Oh, rapture! I've always dreamt of not working for months on end, now if only I could truly enjoy this moment rather than being paranoid it will all end with me out on the streets. Well, that isn't entirely true. I sleep in every day, play a lot of music, only put on pants if I must, and even went on vacation just last week. Including a run to Amoeba Records, I think we spent $100 total for a 5 day getaway. Sweet. What was I complaining about?! Ah yes. Even trying to find jobs to apply for gets more difficult by the day, but at least I'm having a bit of fun. Cheap fun, but fun nonetheless. Hooray. Now, back to the pain. I spent some time last night filling out a variety of job boards, ones where you enter a very specific quantity of information in order for them to run searches on The Career For You, and I think the best part was after 15 minutes of spelling out exactly how qualified I may be for something within my range, the ending result was the same for all:
0 matches
Ha! I wonder why I even bother trying to find something I might actually qualify for as opposed to just going for anything that might be available. OH WAIT that's what I'm already doing. I practically vowed never to return to construction since I did my time in the form of 9 years stuck behind that desk before receiving The Downturn Hatchet, but since that is where my resumé appears healthiest, after this much time being jobless at least half the places I apply for are within that field, just because I might as well go for what I have a chance of nailing, as opposed to some mystical new field where I get a great big hardon every time I think about clocking in. The result? Nothing. Nada. Zilch. Well okay, I had one visit with a general contractor over 3 months ago, which was the last time I had an interview, and their "we'll call you tomorrow with a salary package" offer turned into dead air before I so much as unassed myself from their hot seat. Alas!

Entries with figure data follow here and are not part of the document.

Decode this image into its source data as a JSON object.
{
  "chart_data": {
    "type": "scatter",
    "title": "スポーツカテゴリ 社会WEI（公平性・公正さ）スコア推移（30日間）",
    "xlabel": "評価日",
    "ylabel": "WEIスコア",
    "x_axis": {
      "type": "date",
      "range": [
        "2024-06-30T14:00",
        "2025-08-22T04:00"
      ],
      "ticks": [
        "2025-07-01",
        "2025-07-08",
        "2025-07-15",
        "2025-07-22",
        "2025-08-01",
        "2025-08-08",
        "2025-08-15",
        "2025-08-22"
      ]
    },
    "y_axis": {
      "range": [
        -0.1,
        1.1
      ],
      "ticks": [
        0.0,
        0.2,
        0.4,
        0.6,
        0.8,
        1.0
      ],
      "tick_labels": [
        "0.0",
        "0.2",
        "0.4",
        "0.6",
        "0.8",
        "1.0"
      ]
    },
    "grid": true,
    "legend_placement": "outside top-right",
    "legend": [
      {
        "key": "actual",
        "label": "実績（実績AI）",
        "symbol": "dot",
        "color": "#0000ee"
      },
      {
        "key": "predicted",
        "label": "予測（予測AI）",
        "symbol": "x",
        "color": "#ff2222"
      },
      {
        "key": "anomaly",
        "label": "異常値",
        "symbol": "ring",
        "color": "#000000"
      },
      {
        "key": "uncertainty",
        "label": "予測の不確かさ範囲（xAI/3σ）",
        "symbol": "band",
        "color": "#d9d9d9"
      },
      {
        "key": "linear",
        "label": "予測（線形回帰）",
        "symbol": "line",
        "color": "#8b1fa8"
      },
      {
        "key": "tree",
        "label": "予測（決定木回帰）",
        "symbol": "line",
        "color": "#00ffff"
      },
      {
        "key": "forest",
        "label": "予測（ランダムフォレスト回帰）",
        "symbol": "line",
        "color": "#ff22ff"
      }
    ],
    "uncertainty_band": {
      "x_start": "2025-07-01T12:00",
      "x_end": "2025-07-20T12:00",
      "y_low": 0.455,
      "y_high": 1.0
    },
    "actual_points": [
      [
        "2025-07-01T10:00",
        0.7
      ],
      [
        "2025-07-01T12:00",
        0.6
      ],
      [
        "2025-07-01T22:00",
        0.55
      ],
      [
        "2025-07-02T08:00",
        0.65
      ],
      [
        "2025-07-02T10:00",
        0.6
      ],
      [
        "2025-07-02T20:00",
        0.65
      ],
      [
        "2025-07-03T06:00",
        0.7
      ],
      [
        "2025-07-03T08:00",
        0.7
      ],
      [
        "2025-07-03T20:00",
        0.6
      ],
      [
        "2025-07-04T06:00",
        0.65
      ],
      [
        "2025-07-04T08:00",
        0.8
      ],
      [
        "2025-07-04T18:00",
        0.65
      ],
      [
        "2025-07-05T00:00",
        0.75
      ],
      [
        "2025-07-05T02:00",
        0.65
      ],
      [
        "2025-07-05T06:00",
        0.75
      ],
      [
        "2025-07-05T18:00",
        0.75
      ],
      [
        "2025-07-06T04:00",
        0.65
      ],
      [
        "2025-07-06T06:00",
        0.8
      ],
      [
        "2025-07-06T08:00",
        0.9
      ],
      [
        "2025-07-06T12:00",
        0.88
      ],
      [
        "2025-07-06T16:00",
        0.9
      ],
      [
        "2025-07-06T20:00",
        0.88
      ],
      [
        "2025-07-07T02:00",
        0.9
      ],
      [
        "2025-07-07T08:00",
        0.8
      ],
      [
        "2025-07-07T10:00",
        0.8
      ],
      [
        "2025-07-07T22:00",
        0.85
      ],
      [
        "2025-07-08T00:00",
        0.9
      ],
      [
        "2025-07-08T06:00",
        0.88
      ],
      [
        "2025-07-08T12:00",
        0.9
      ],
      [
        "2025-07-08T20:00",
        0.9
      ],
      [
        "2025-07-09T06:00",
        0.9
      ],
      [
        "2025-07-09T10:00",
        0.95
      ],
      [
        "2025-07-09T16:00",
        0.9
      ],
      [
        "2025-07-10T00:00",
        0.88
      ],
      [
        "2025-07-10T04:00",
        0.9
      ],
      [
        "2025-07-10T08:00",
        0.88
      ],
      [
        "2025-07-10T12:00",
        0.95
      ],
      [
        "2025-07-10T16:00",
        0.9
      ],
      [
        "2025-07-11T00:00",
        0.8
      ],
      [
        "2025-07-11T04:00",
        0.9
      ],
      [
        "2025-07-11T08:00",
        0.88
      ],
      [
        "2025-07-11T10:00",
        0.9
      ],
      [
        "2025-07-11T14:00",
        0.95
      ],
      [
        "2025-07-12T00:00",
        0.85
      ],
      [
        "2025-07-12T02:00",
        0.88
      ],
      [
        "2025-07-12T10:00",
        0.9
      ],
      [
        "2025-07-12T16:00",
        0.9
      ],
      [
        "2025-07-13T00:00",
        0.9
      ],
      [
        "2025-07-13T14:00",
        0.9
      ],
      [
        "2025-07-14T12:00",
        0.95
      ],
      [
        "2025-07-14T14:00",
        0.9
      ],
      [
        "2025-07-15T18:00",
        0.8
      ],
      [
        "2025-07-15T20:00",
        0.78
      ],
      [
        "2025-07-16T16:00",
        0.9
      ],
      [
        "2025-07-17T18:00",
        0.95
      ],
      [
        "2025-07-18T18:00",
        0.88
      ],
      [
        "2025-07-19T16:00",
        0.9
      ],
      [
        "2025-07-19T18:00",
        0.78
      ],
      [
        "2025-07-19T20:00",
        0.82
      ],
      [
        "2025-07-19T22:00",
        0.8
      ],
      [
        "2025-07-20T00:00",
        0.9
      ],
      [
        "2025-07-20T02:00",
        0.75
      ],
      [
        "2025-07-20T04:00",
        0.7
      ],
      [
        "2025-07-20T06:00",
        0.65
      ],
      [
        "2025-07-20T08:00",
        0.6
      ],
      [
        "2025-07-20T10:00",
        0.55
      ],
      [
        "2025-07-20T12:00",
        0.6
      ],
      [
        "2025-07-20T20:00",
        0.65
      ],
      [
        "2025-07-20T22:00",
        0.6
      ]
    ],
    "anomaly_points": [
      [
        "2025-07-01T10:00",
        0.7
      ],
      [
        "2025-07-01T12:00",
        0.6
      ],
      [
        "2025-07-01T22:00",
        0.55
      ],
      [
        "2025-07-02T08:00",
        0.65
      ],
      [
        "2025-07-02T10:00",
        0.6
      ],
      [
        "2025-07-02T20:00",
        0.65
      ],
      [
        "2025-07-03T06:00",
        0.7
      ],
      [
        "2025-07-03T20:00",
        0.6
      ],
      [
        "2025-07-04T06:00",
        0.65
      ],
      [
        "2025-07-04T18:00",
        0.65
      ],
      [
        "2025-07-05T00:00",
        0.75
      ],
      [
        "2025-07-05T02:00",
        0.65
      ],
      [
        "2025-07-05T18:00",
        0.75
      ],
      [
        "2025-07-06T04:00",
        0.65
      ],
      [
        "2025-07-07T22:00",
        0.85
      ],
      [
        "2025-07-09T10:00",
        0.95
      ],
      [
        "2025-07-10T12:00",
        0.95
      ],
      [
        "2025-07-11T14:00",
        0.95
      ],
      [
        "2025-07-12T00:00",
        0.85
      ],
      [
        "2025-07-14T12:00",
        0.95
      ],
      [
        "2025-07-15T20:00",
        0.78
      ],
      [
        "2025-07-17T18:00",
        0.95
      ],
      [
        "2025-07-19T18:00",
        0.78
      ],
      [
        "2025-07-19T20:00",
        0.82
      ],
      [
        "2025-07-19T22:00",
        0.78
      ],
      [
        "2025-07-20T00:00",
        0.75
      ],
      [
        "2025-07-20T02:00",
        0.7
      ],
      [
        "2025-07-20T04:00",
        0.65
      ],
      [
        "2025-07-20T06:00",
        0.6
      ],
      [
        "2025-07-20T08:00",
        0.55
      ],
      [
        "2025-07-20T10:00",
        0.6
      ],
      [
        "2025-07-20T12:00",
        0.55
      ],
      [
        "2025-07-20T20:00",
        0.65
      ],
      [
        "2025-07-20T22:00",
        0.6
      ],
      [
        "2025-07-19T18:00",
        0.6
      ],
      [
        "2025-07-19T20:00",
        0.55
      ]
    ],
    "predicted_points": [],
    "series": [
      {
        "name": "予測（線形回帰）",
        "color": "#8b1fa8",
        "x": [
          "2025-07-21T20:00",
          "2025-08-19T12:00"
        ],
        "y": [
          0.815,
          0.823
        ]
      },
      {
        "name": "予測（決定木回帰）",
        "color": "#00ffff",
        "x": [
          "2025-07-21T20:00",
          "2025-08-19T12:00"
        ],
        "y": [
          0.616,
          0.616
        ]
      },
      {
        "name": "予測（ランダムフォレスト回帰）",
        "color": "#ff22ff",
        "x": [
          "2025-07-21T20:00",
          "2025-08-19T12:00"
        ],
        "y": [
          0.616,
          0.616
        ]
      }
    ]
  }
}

Unrelated bout of whatever:
Last night I had another Didn't Finish College Yet dream, although this one I was anticipating the completion of one final class to ascertain that goal, and there was no paranoia involved. To be fair, I was thinking about the fact that it has now been over 7 years since I graduated, shortly before falling to sleep. I am of the opinion that dreams are very much influenced by whatever might be racing through one's mind immediately prior to passing out, and do not usually attempt to infer deeper meaning into such things. Maybe I'm just no fun with regard to this, but it is be what is be. Anyhow. After leaving the dream-class (?) I walked by Stevie Wonder, who happened to be busking, oddly enough sans performance. He asked me for a dime, and mentioned that I could just pretend to put one in his cup, as he wouldn't be able to tell the difference anyhow. I told him sorry, no dice, and then was hassled by a few people. Moderately. I informed them two things: first, I had already given him a dollar earlier in the day, and second, that I did in fact own "a shitload" of his albums already. Technically speaking, I don't think I gave him a dollar, and, most importantly, I only own two Stevie Wonder albums, which most certainly does not constitute said shitload. It would seem that I lie in my dreams. Interesting.